Weber in Australia

This Aussie bloke is gonna wake here shortly and realize his thread has been jacked! :rofl:
 
:mrgreen::mrgreen::mrgreen:

[ame="http://www.youtube.com/watch?v=Rw_wsEPiY9E&feature=player_embedded"]Joe's BBQ - Quality BBQs, Weber Barbeques, Beefeater BBQs - YouTube[/ame]
 
This Aussie bloke is gonna wake here shortly and realize his thread has been jacked! :rofl:

Bill is going to awake........hung over from getting pissed and say............Wow they understand............:butt:
 
Bill is going to awake........hung over from getting pissed and say............Wow they understand............:butt:
Touche, mate!

Doing my best to add Aussie phrases so he doesn't have trouble understanding ;)
 
maybe come to America, buy a container full of webers and ship them back to sell.
or just move here and get all the cheap webers you want. simple.
 
Sounds like there is some opportunity knockin' for a couple of guys who are ethically... how should I say... flexible. I know people who know people. We should talk. :spy:

CD
 
Seems like someone would start manufacturing a knockoff down there........:twitch:
 
I work for the Aussie division of a large US corporate, and whilst we do have a small premium on some of the products, it's really only enough to cover freight & a bit of handing/storage. We are still doing well because it's easier for Aussie businesses to buy locally from us, at a similar price to what they'd pay buyig direct & shipping it themselves - but the prefer to to have the hassle of that.
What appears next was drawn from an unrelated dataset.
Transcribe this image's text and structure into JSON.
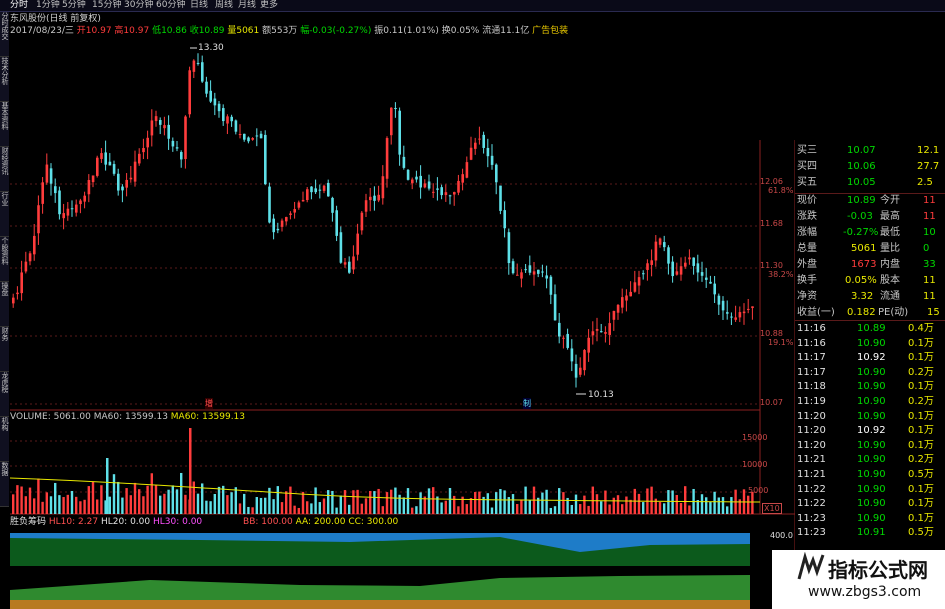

I'm also well-versed in the free trade agreements, tariffs & import duties - which are bugger all, and only on a very small range of products now - which is why our manufacturing industry is well & truly farked.

Our governments over the last 3 decades have progressively sold us out to the Asian nations - so many "free trade" agreements, and tariff removals, all one-sided, and none of it benefitting Australia. Unfortunately the uneducated public want high wages, but only want to pay chinese prices - and cannot see the perilous hole that creates. And they wonder why their jobs are all becoming redundant.

It has made the gap between quality products, and really cheap junk, much wider, and at the quality end, the manufacturers try to push the envelope even further.

We do have 10% GST (sales tax) but that's still no excuse for prices that are 3x what the USA pay for the same product. Our currency was higher than 1:1 with the greenback for many months in a row, and is still only sitting around US$0.95

Even allowing for shipping & warehousing, a 50% higher price from Weber would be acceptable, but not 300%.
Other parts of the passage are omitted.